We adopted LR, ARIMA, SVM, RF, DT, BP, RNN, and our scheme (i.e., SSA-GRU), respectively, to forecast the traffic situation values on dataset_1 and dataset_2. The optimal GRU hyperparameters selected by SSA on dataset_1 and dataset_2 are shown in Tables 4 and 5, respectively. The prediction results of each algorithm on dataset_1 and dataset_2 are shown in Figs. 11 and 12, respectively.

In addition, the root mean square error (RMSE), average absolute error (MAE), average relative error (MRE) (Wang et al., 2018) and mean absolute percentage error (MAPE) were used to evaluate the prediction performance of different algorithms. The formulas are defined as follows:

$RMSE=\sqrt{\frac{1}{M}\sum _{i=1}^{M}{\left({{y}^{\mathrm{\prime }}}_{i}-{y}_{i}\right)}^{2}}$

$MAE=\frac{1}{M}\sum _{i=1}^{M}|{{y}^{\mathrm{\prime }}}_{i}-{y}_{i}|$

$MRE=\frac{1}{M}\sum _{i=1}^{M}\frac{|{{y}^{\mathrm{\prime }}}_{i}-{y}_{i}|}{{y}_{i}}$

$MAPE=\frac{1}{M}\sum _{i=1}^{M}\frac{|{{y}^{\mathrm{\prime }}}_{i}-{y}_{i}|}{{y}_{i}}×100\mathrm{%}$

where

$M$

is the number of samples in the dataset,

${y}^{\mathrm{\prime }}$

is the output value of GRU, and

$y$

is the real value.

The prediction performance of different algorithms on dataset_1 and dataset_2 is shown in Tables 6 and 7, respectively.
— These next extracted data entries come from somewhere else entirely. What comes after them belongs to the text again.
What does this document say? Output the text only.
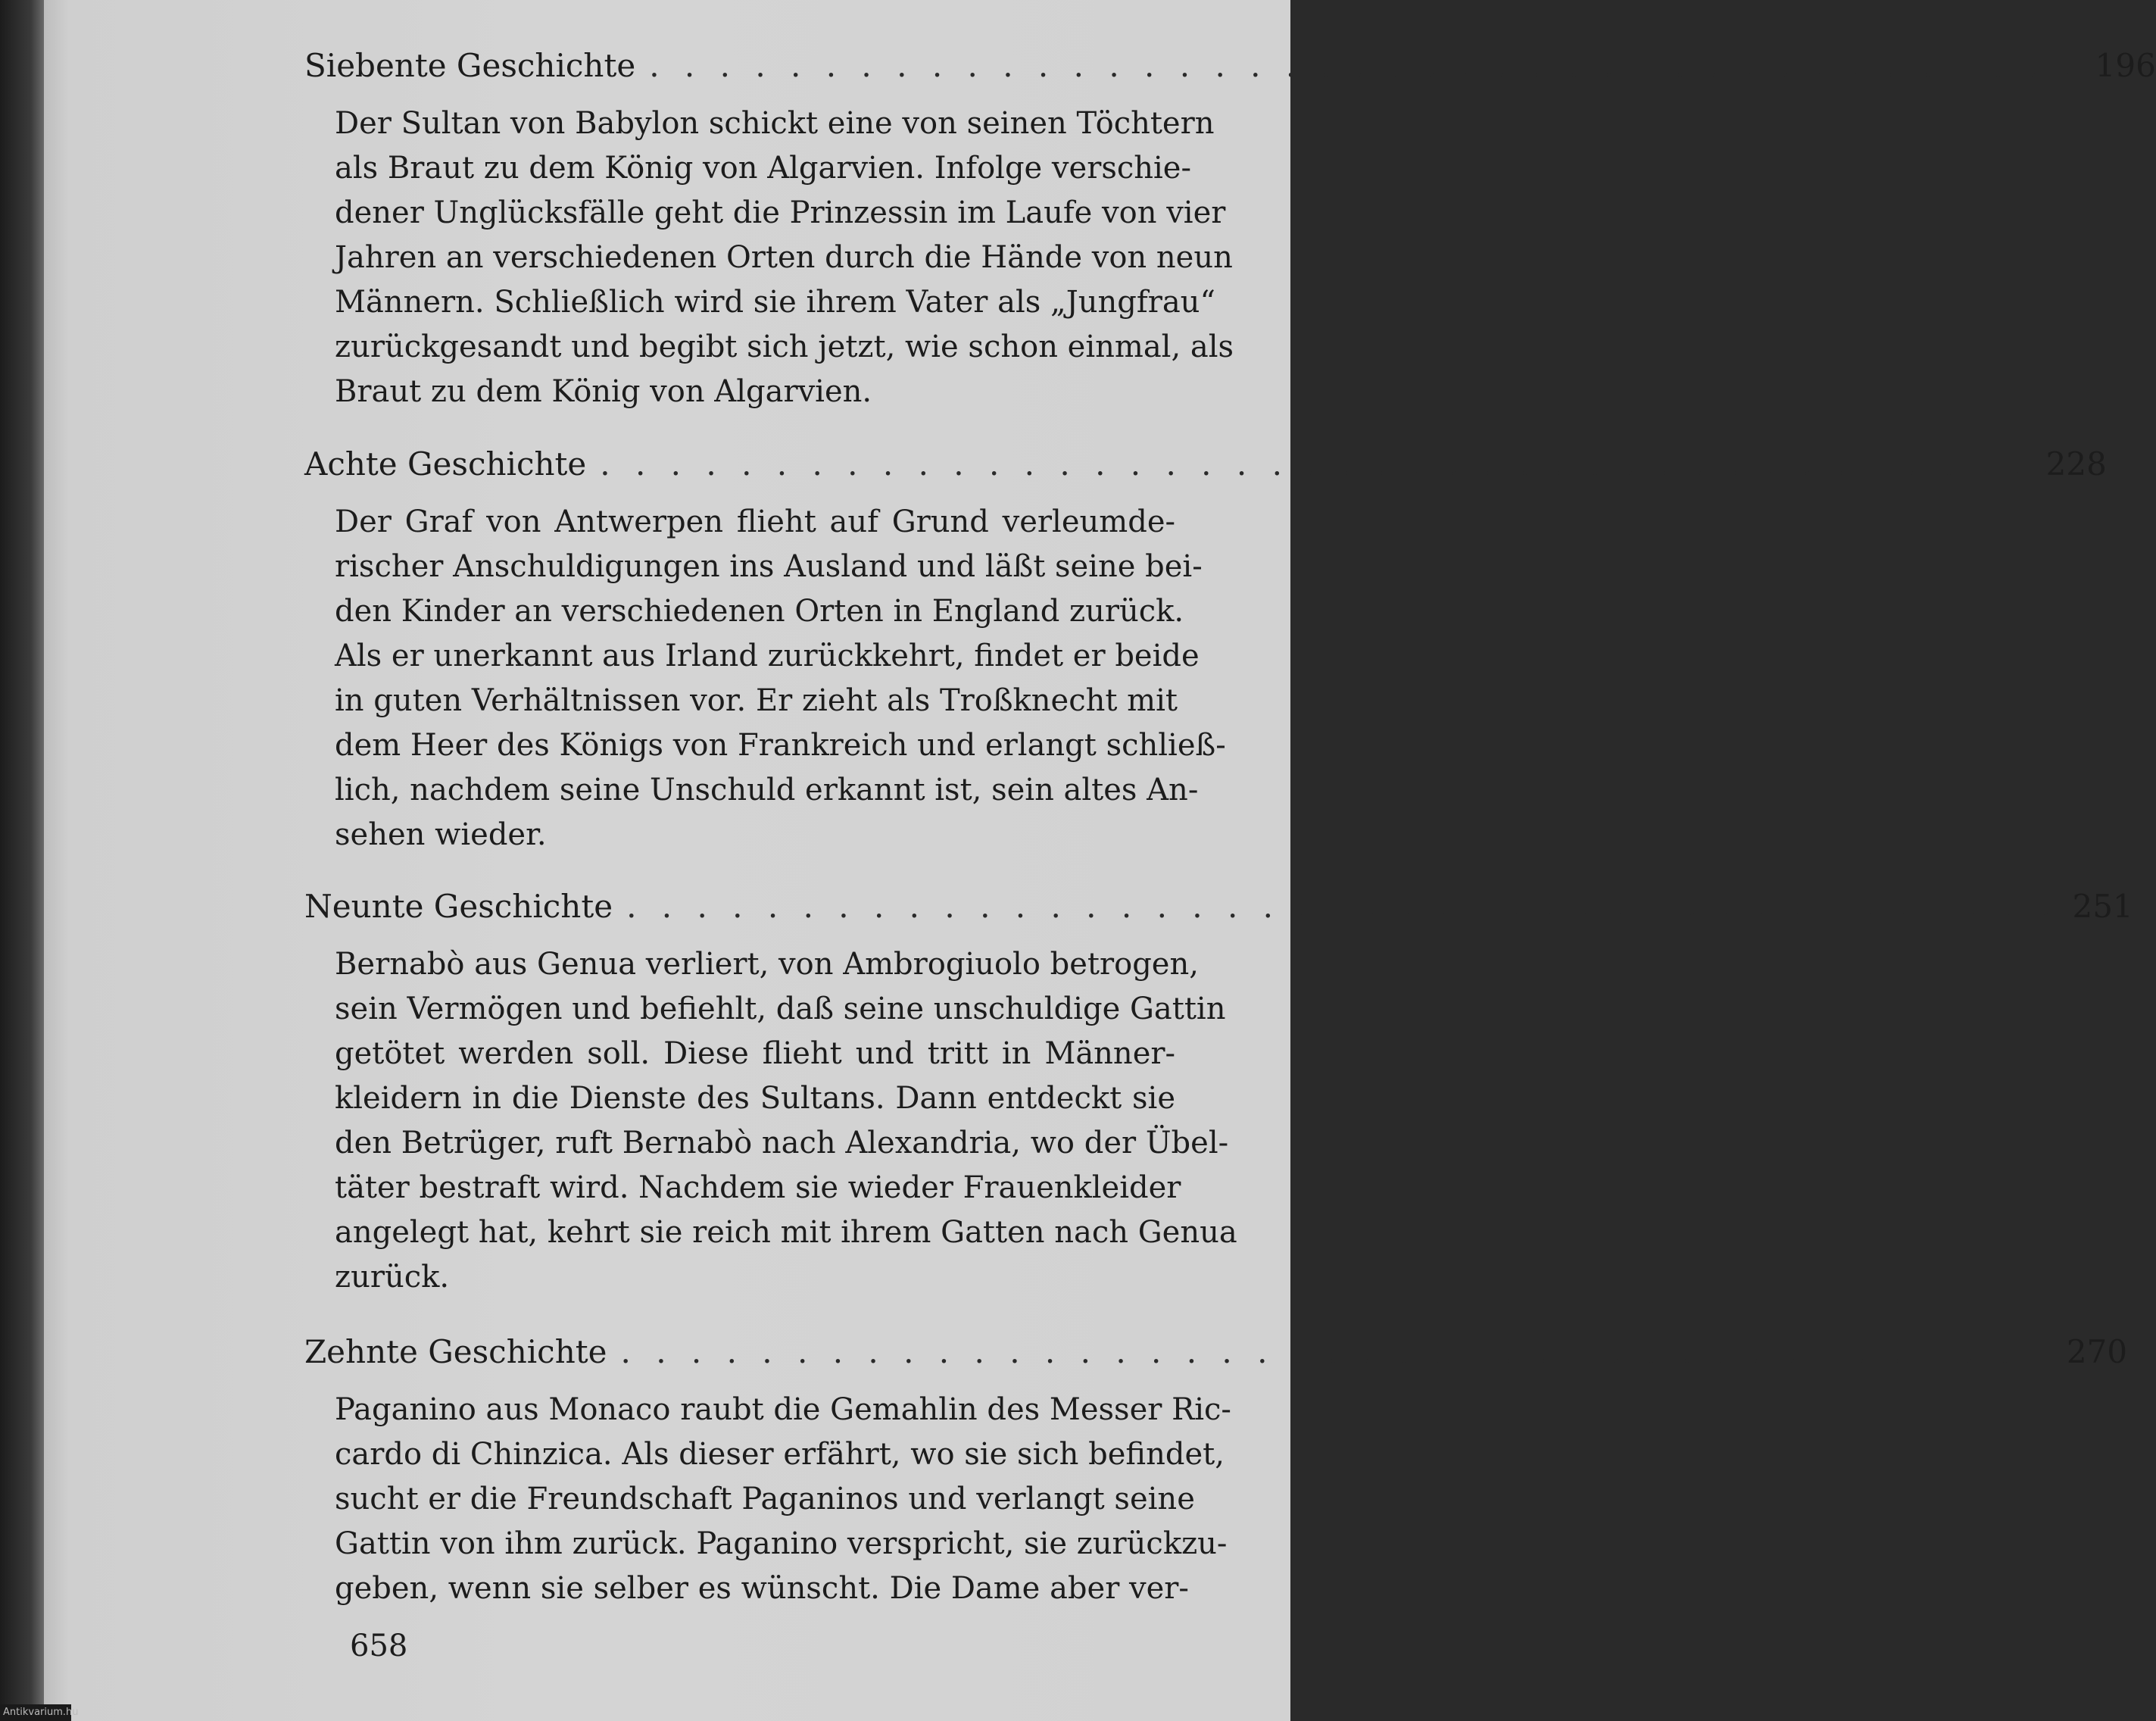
Siebente Geschichte . . . . . . . . . . . . . . . . . . . . . . . . . . . . . . . . . . . . . . . . . 196
Der Sultan von Babylon schickt eine von seinen Töchtern
als Braut zu dem König von Algarvien. Infolge verschie-
dener Unglücksfälle geht die Prinzessin im Laufe von vier
Jahren an verschiedenen Orten durch die Hände von neun
Männern. Schließlich wird sie ihrem Vater als „Jungfrau“
zurückgesandt und begibt sich jetzt, wie schon einmal, als
Braut zu dem König von Algarvien.
Achte Geschichte . . . . . . . . . . . . . . . . . . . . . . . . . . . . . . . . . . . . . . . . . 228
Der Graf von Antwerpen flieht auf Grund verleumde-
rischer Anschuldigungen ins Ausland und läßt seine bei-
den Kinder an verschiedenen Orten in England zurück.
Als er unerkannt aus Irland zurückkehrt, findet er beide
in guten Verhältnissen vor. Er zieht als Troßknecht mit
dem Heer des Königs von Frankreich und erlangt schließ-
lich, nachdem seine Unschuld erkannt ist, sein altes An-
sehen wieder.
Neunte Geschichte . . . . . . . . . . . . . . . . . . . . . . . . . . . . . . . . . . . . . . . . . 251
Bernabò aus Genua verliert, von Ambrogiuolo betrogen,
sein Vermögen und befiehlt, daß seine unschuldige Gattin
getötet werden soll. Diese flieht und tritt in Männer-
kleidern in die Dienste des Sultans. Dann entdeckt sie
den Betrüger, ruft Bernabò nach Alexandria, wo der Übel-
täter bestraft wird. Nachdem sie wieder Frauenkleider
angelegt hat, kehrt sie reich mit ihrem Gatten nach Genua
zurück.
Zehnte Geschichte . . . . . . . . . . . . . . . . . . . . . . . . . . . . . . . . . . . . . . . . . 270
Paganino aus Monaco raubt die Gemahlin des Messer Ric-
cardo di Chinzica. Als dieser erfährt, wo sie sich befindet,
sucht er die Freundschaft Paganinos und verlangt seine
Gattin von ihm zurück. Paganino verspricht, sie zurückzu-
geben, wenn sie selber es wünscht. Die Dame aber ver-
658
Antikvarium.hu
Based on the above experiment results, the proposed method has better prediction accuracy and prediction effect. The prediction error is smaller. The predictive and actual values fit better.

## Conclusions

To predict the multi-domain SDN traffic status comprehensively and accurately, we proposed a traffic situation prediction method based on the GRU network in multi-domain SDN. First, we analyzed the relevant factors that affect data traffic and control traffic, and convert them into a time series of actual situation values. Then, to overcome the shortcomings of manually optimizing the hyperparameters of GRU such as time-consuming and difficulty in selecting the most suitable hyperparameters, we used SSA to automatically optimize the hyperparameters of GRU, which improves the prediction effect. Finally, we used hyperparameter optimized GRU to predict the situation values. The results of multiple experiments on the traffic datasets MAWI and Moore show that the proposed method has higher prediction accuracy than traditional machine learning algorithms. Limited by the experimental conditions, only two domains without network failures have been tested. In future work, further research will be conducted on three and more domains with network failures. To better verify the prediction effect of our proposed method, we will deploy the proposed method in a real environment and explore more application scenarios.